Liebe Kolleg*innen,
auch uns erreichen gerade zahlreiche Anfragen, die sich auf die aktuelle Medienberichterstattung zur Vergütung psychotherapeutischer Leistungen bezieht. Wir können die Verunsicherung und Verärgerung gut verstehen und möchten die Dinge kurz einordnen.

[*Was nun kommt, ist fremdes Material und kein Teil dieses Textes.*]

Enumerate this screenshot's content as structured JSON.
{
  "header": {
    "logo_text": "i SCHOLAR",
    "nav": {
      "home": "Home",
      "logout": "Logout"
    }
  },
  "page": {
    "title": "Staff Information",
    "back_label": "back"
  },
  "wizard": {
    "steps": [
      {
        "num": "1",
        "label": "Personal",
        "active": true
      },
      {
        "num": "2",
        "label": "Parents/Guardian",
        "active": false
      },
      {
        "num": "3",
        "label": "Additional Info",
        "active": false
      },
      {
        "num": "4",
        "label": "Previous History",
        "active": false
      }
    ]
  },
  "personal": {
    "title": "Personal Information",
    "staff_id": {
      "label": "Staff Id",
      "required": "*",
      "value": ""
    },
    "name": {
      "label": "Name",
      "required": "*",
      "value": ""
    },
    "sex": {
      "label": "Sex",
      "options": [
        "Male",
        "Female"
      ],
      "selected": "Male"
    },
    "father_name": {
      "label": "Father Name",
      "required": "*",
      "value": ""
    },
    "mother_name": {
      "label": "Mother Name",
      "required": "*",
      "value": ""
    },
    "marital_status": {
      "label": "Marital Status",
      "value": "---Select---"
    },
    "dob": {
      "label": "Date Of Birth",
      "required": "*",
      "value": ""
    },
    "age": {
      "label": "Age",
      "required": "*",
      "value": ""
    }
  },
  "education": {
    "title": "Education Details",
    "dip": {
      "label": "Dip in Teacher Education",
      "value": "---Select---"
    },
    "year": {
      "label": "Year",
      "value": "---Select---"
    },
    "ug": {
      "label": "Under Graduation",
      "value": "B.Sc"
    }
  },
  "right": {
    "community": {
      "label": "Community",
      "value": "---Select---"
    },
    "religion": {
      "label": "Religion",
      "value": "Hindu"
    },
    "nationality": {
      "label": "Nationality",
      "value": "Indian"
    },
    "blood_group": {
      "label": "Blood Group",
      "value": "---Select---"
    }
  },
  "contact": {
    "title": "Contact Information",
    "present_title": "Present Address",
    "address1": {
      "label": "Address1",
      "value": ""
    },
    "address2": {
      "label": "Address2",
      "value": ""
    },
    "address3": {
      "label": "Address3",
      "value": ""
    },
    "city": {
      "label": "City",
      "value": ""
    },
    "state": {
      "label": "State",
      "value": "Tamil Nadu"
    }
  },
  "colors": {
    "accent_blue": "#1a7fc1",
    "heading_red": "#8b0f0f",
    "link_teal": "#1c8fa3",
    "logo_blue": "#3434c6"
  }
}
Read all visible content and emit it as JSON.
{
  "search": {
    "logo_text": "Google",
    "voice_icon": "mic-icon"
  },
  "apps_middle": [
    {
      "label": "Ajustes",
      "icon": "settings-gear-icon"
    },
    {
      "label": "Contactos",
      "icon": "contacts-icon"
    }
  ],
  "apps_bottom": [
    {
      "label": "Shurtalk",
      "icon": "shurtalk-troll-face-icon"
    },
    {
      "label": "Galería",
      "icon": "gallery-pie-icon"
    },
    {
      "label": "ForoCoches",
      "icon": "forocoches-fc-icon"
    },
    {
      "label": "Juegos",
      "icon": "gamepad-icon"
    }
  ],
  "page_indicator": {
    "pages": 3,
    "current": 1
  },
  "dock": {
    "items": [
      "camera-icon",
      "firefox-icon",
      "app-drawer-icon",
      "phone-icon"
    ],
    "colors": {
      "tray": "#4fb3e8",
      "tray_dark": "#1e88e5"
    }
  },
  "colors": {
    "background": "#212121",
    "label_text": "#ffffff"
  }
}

Hintergrund ist, dass die sogenannte "angemessene Vergütung", die Bewertung der meisten psychotherapeutischen Leistungen wie der genehmigungspflichtigen Psychotherapie, der Akutbehandlung und der Psychotherapeutischen Sprechstunde, jährlich im Bewertungsausschuss überprüft wird. Dabei handelt es sich um einen regelhaften Vorgang aufgrund der Rechtsprechung des Bundessozialgerichts. Demnach muss eine maximal ausgelastete psychotherapeutische Praxis (36 x 43 Sitzungen im Jahr) mindestens den Durchschnittsertrag anderer grundversorgender Facharztgruppen erwirtschaften können.
Die Verhandlungen finden im Bewertungsausschuss zwischen der KBV und dem GKV-Spitzenverband statt. Für die Psychotherapeut*innen nehmen an den Sitzungen abwechselnd zwei psychotherapeutische Vertreter*innen teil. Diese können so direkt die Interessen der Psychotherapeut*innen vertreten.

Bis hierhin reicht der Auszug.